Market News
3 min read | Updated on November 19, 2024, 12:27 IST
SUMMARY
PG Electroplast, Nalwa Sons and Black Box Ltd were the trending stocks that hit 52-week highs, with notable YoY growth in revenue and profitability despite market volatility. Stocks posted monthly returns of 16%-47%.
PG Electroplast, Nalwa Sons and Black Box scale 52-week highs amid strong market momentum
On Tuesday, 39 stocks reached 52-week highs as frontline indices traded positively. The NIFTY50 rose by 1%, trading around 23,690, while the SENSEX also climbed by 1%, trading near the 78,120 level. Meanwhile, the Nifty Bank increased by 0.73%, trading at approximately 50,730. India’s volatility index, India VIX, declined by 5.41% to 14.35.
Broader market indices traded in the green: the Nifty Midcap 100 was up by 1.65%, while the Nifty Smallcap 100 rose by 1.86%. Sectoral indices also performed positively, with Nifty Media, Nifty Realty, and Nifty Auto gaining between 1.8% and 3%.
This flagship company of the PG Group is a leading, diversified Indian electronic manufacturing services provider.
The stock surged by 15.20% from its previous close, hitting a 52-week high of ₹719. By 10:21 a.m., it was trading at ₹691.50, up 10.76%.
Recently, the company became the exclusive manufacturing partner for Spiro Mobility (Africa’s largest EV player) in India through its subsidiary PG Technoplast Pvt Ltd. Responsibilities include setting up and managing manufacturing facilities for EVs, lithium-ion batteries, and related components.
For Q2 FY25, consolidated revenue rose to ₹671 crore from ₹460 crore in Q2 FY24, marking a 45.80% YoY increase, while PAT grew to ₹19 crore from ₹12 crore in Q2 FY24.
The stock delivered a 16.80% return over the past month and has a market capitalisation of ₹18,069 crore.
The company, a non-NBFC, is engaged in investing in shares and granting loans to group companies. The stock rose by 6.50% from its previous close, hitting a 52-week high of ₹9,974.
By 10:36 a.m., it was trading at ₹9,504.70, up 1.49%. The company posted a strong quarter, doubling revenue, though its profit margin declined due to higher expenses.
The EPS grew to ₹68.23 in Q2FY25, up from ₹40.22 in Q2FY24. The 5-year sales CAGR (FY19 to FY24) stood at 15.6%, with profits rising from ₹19 crore (excluding other income) to ₹56 crore.
For Q2 FY25, consolidated revenue increased to ₹60 crore from ₹27 crore in Q2 FY24, a 124% YoY increase, while PAT rose to ₹35 crore from ₹21 crore in Q2 FY24.
The stock delivered a 47.16% return over the past month and has a market capitalisation of ₹4,731 crore.

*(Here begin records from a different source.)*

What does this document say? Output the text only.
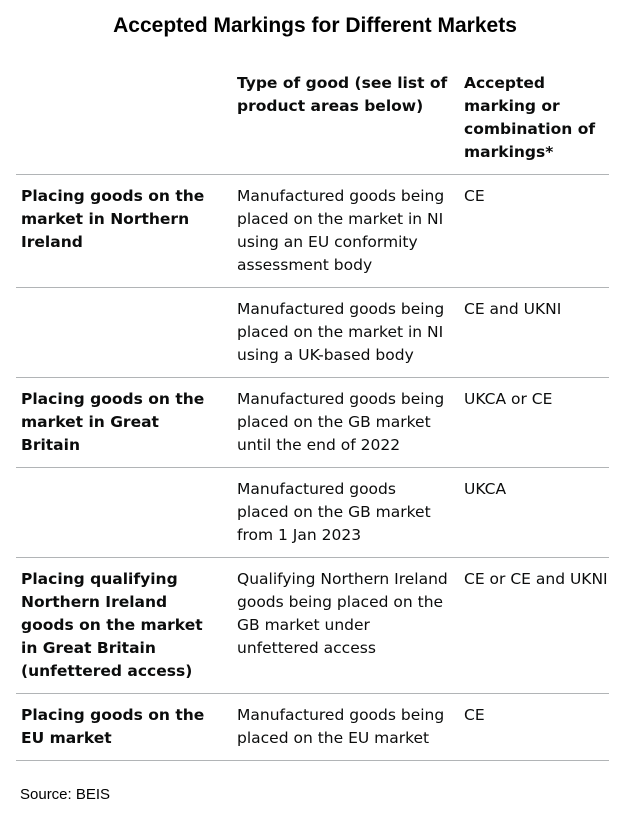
Accepted Markings for Different Markets
	Type of good (see list of product areas below)	Accepted marking or combination of markings*
Placing goods on the market in Northern Ireland	Manufactured goods being placed on the market in NI using an EU conformity assessment body	CE
	Manufactured goods being placed on the market in NI using a UK-based body	CE and UKNI
Placing goods on the market in Great Britain	Manufactured goods being placed on the GB market until the end of 2022	UKCA or CE
	Manufactured goods placed on the GB market from 1 Jan 2023	UKCA
Placing qualifying Northern Ireland goods on the market in Great Britain (unfettered access)	Qualifying Northern Ireland goods being placed on the GB market under unfettered access	CE or CE and UKNI
Placing goods on the EU market	Manufactured goods being placed on the EU market	CE
Source: BEIS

The company manufactures telecommunication equipment. The stock surged by 5% from its previous close, reaching a 52-week high of ₹606.25. By 11:10 a.m., it was trading at ₹598.95, up 3.73%.
The stock’s performance is attributed to a strong Q2; EBITDA for the quarter rose 34% YoY to ₹135 crore in Q2FY25, up from ₹101 crore in Q2FY24. Revenue and EBITDA grew 5% and 18% QoQ, respectively.
For Q2 FY25, consolidated revenue declined to ₹1,497 crore from ₹1,574 crore in Q2 FY24, a 4.9% YoY decrease, while PAT rose to ₹51 crore from ₹32 crore in Q2 FY24.
The stock delivered a 21.80% return over the past month and has a market capitalisation of ₹10,011 crore.